“Io non penso che cambieranno i destini se il candidato o la candidata c’era una settimana fa o ci sarà fra 15-20 giorni, non lo so. Non decido io, do un contributo per quello che so fare: decidono il Pd e gli alleati, la coalizione che ci sarà, ma io penso che la cosa importante sia fare le cose per bene, evitando qualsiasi asperità o litigio”.

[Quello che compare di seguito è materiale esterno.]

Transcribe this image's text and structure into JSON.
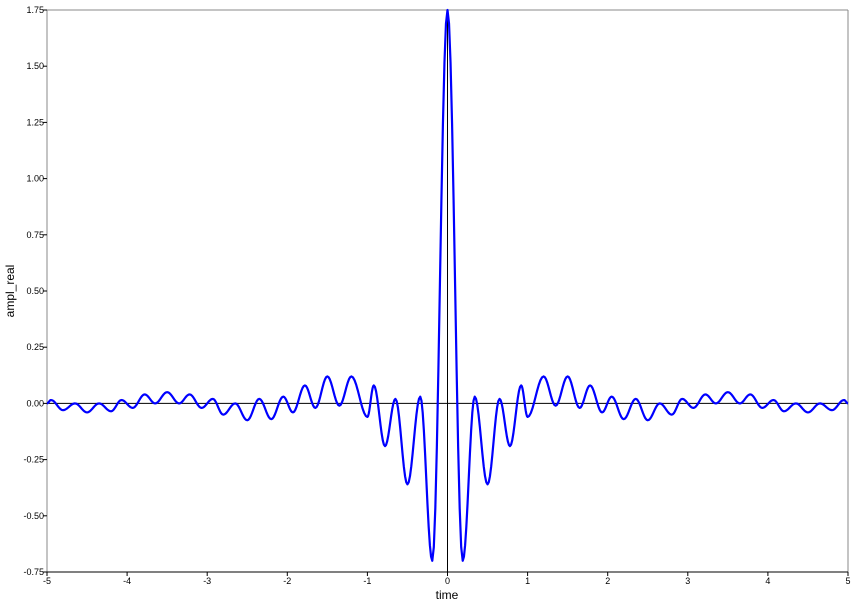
{
  "chart_data": {
    "type": "line",
    "title": "",
    "xlabel": "time",
    "ylabel": "ampl_real",
    "xlim": [
      -5,
      5
    ],
    "ylim": [
      -0.75,
      1.75
    ],
    "x_ticks": [
      "-5",
      "-4",
      "-3",
      "-2",
      "-1",
      "0",
      "1",
      "2",
      "3",
      "4",
      "5"
    ],
    "y_ticks": [
      "-0.75",
      "-0.50",
      "-0.25",
      "0.00",
      "0.25",
      "0.50",
      "0.75",
      "1.00",
      "1.25",
      "1.50",
      "1.75"
    ],
    "grid": false,
    "zero_lines": true,
    "symmetric_about_zero": true,
    "series": [
      {
        "color": "#0000ff",
        "x": [
          0,
          0.19,
          0.34,
          0.5,
          0.65,
          0.78,
          0.92,
          1.0,
          1.2,
          1.35,
          1.5,
          1.65,
          1.78,
          1.93,
          2.05,
          2.2,
          2.35,
          2.5,
          2.65,
          2.8,
          2.93,
          3.07,
          3.22,
          3.35,
          3.5,
          3.65,
          3.78,
          3.93,
          4.07,
          4.2,
          4.35,
          4.5,
          4.65,
          4.8,
          4.95,
          5.0
        ],
        "y": [
          1.75,
          -0.7,
          0.03,
          -0.36,
          0.02,
          -0.19,
          0.08,
          -0.06,
          0.12,
          -0.01,
          0.12,
          -0.02,
          0.08,
          -0.04,
          0.03,
          -0.07,
          0.02,
          -0.075,
          0.0,
          -0.05,
          0.02,
          -0.02,
          0.04,
          0.0,
          0.05,
          0.0,
          0.04,
          -0.02,
          0.015,
          -0.035,
          0.0,
          -0.04,
          0.0,
          -0.03,
          0.015,
          0.0
        ]
      }
    ]
  }
}
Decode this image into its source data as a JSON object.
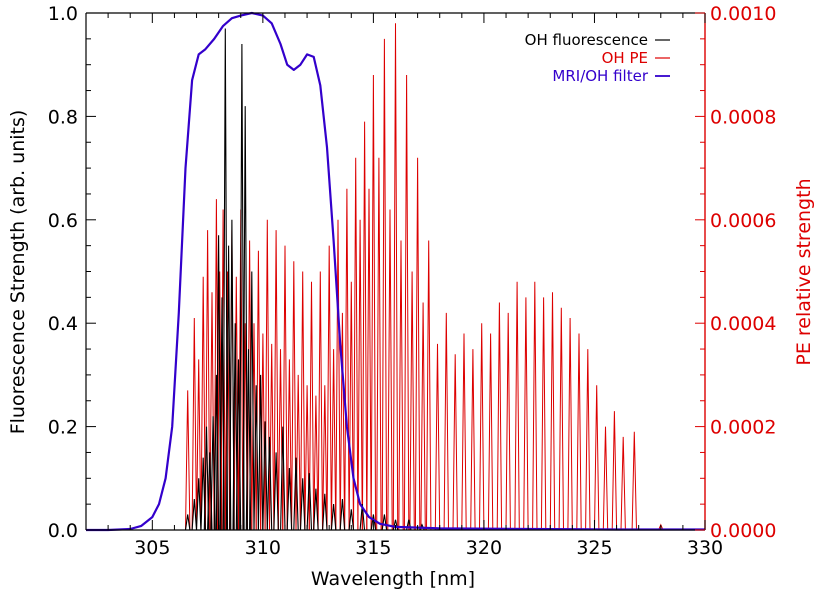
{
  "chart_data": {
    "type": "line",
    "title": "",
    "xlabel": "Wavelength [nm]",
    "ylabel_left": "Fluorescence Strength (arb. units)",
    "ylabel_right": "PE relative strength",
    "xlim": [
      302,
      330
    ],
    "ylim_left": [
      0,
      1.0
    ],
    "ylim_right": [
      0,
      0.001
    ],
    "x_ticks": [
      305,
      310,
      315,
      320,
      325,
      330
    ],
    "x_tick_labels": [
      "305",
      "310",
      "315",
      "320",
      "325",
      "330"
    ],
    "y_left_ticks": [
      0,
      0.2,
      0.4,
      0.6,
      0.8,
      1.0
    ],
    "y_left_tick_labels": [
      "0.0",
      "0.2",
      "0.4",
      "0.6",
      "0.8",
      "1.0"
    ],
    "y_right_ticks": [
      0,
      0.0002,
      0.0004,
      0.0006,
      0.0008,
      0.001
    ],
    "y_right_tick_labels": [
      "0.0000",
      "0.0002",
      "0.0004",
      "0.0006",
      "0.0008",
      "0.0010"
    ],
    "legend_position": "top-right",
    "colors": {
      "fluorescence": "#000000",
      "pe": "#dd0000",
      "filter": "#3300cc",
      "axes_left": "#000000",
      "axes_right": "#dd0000"
    },
    "series": [
      {
        "name": "OH fluorescence",
        "axis": "left",
        "style": "sticks",
        "x": [
          306.6,
          306.9,
          307.1,
          307.3,
          307.45,
          307.6,
          307.75,
          307.9,
          308.0,
          308.15,
          308.3,
          308.45,
          308.6,
          308.75,
          308.9,
          309.05,
          309.2,
          309.35,
          309.5,
          309.7,
          309.9,
          310.1,
          310.3,
          310.6,
          310.9,
          311.2,
          311.5,
          311.8,
          312.1,
          312.4,
          312.8,
          313.2,
          313.6,
          314.0,
          314.5,
          315.0,
          315.5,
          316.0,
          316.6,
          317.2
        ],
        "y": [
          0.03,
          0.06,
          0.1,
          0.14,
          0.2,
          0.15,
          0.22,
          0.3,
          0.57,
          0.45,
          0.97,
          0.55,
          0.6,
          0.4,
          0.33,
          0.94,
          0.82,
          0.35,
          0.5,
          0.28,
          0.3,
          0.21,
          0.18,
          0.15,
          0.2,
          0.12,
          0.14,
          0.1,
          0.11,
          0.08,
          0.07,
          0.05,
          0.06,
          0.04,
          0.05,
          0.03,
          0.03,
          0.02,
          0.02,
          0.01
        ]
      },
      {
        "name": "OH PE",
        "axis": "right",
        "style": "sticks",
        "x": [
          306.6,
          306.9,
          307.1,
          307.3,
          307.5,
          307.7,
          307.9,
          308.05,
          308.2,
          308.4,
          308.6,
          308.8,
          309.0,
          309.2,
          309.4,
          309.6,
          309.8,
          310.0,
          310.2,
          310.4,
          310.6,
          310.8,
          311.0,
          311.2,
          311.4,
          311.6,
          311.8,
          312.0,
          312.2,
          312.4,
          312.6,
          312.8,
          313.0,
          313.2,
          313.4,
          313.6,
          313.8,
          314.0,
          314.2,
          314.4,
          314.6,
          314.8,
          315.0,
          315.25,
          315.5,
          315.75,
          316.0,
          316.25,
          316.5,
          316.75,
          317.0,
          317.25,
          317.5,
          317.9,
          318.3,
          318.7,
          319.1,
          319.5,
          319.9,
          320.3,
          320.7,
          321.1,
          321.5,
          321.9,
          322.3,
          322.7,
          323.1,
          323.5,
          323.9,
          324.3,
          324.7,
          325.1,
          325.5,
          325.9,
          326.3,
          326.8,
          328.0
        ],
        "y": [
          0.00027,
          0.00041,
          0.00033,
          0.00049,
          0.00058,
          0.00046,
          0.00064,
          0.0005,
          0.00062,
          0.0005,
          0.00058,
          0.00049,
          0.00062,
          0.0004,
          0.00056,
          0.0004,
          0.00054,
          0.00038,
          0.0006,
          0.00036,
          0.00058,
          0.00035,
          0.00055,
          0.00033,
          0.00052,
          0.0003,
          0.0005,
          0.00028,
          0.00048,
          0.00026,
          0.0005,
          0.00028,
          0.00055,
          0.00035,
          0.0006,
          0.00042,
          0.00066,
          0.00048,
          0.00072,
          0.0006,
          0.00079,
          0.00066,
          0.00088,
          0.00072,
          0.00095,
          0.00062,
          0.00098,
          0.00056,
          0.00088,
          0.0005,
          0.00072,
          0.00044,
          0.00056,
          0.00036,
          0.00042,
          0.00034,
          0.00038,
          0.00035,
          0.0004,
          0.00038,
          0.00044,
          0.00042,
          0.00048,
          0.00045,
          0.00048,
          0.00045,
          0.00046,
          0.00043,
          0.00041,
          0.00038,
          0.00035,
          0.00028,
          0.0002,
          0.00023,
          0.00018,
          0.00019,
          1e-05
        ]
      },
      {
        "name": "MRI/OH filter",
        "axis": "left",
        "style": "line",
        "x": [
          302,
          303,
          304,
          304.5,
          305,
          305.3,
          305.6,
          305.9,
          306.2,
          306.5,
          306.8,
          307.1,
          307.4,
          307.8,
          308.2,
          308.6,
          309.0,
          309.5,
          310.0,
          310.4,
          310.8,
          311.1,
          311.4,
          311.7,
          312.0,
          312.3,
          312.6,
          312.9,
          313.2,
          313.5,
          313.8,
          314.1,
          314.4,
          314.8,
          315.3,
          316,
          318,
          322,
          326,
          330
        ],
        "y": [
          0.0,
          0.0,
          0.002,
          0.008,
          0.025,
          0.05,
          0.1,
          0.2,
          0.42,
          0.7,
          0.87,
          0.92,
          0.93,
          0.95,
          0.975,
          0.99,
          0.995,
          1.0,
          0.995,
          0.98,
          0.94,
          0.9,
          0.89,
          0.9,
          0.92,
          0.915,
          0.86,
          0.74,
          0.56,
          0.36,
          0.2,
          0.1,
          0.05,
          0.025,
          0.012,
          0.006,
          0.003,
          0.002,
          0.001,
          0.001
        ]
      }
    ]
  }
}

Lo ha detto il presidente uscente della Regione Emilia-Romagna, Stefano Bonaccini, parlando dei tempi per scegliere il candidato del centrosinistra alla sua successione. “Lo avete visto anche alle ultime amministrative: quando il centrosinistra sta unito vince anche laddove era dato sconfitto.
Quando si divide, può perdere anche laddove non avrebbe mai pensato di perdere. Quindi credo che le cose vadano fatte bene. Certamente bisogna decidere abbastanza in fretta – ha aggiunto Bonaccini – Anch’io ho sempre sollecitato di fare bene e fare presto, non sempre il fare bene e il fare presto vanno d’intesa, ma io credo che qui abbiamo le condizioni perché le cose si possano fare bene e presto. Ma non sono dieci giorni in più o in meno che cambieranno la questione, anche perché si voterà in autunno e probabilmente a novembre”.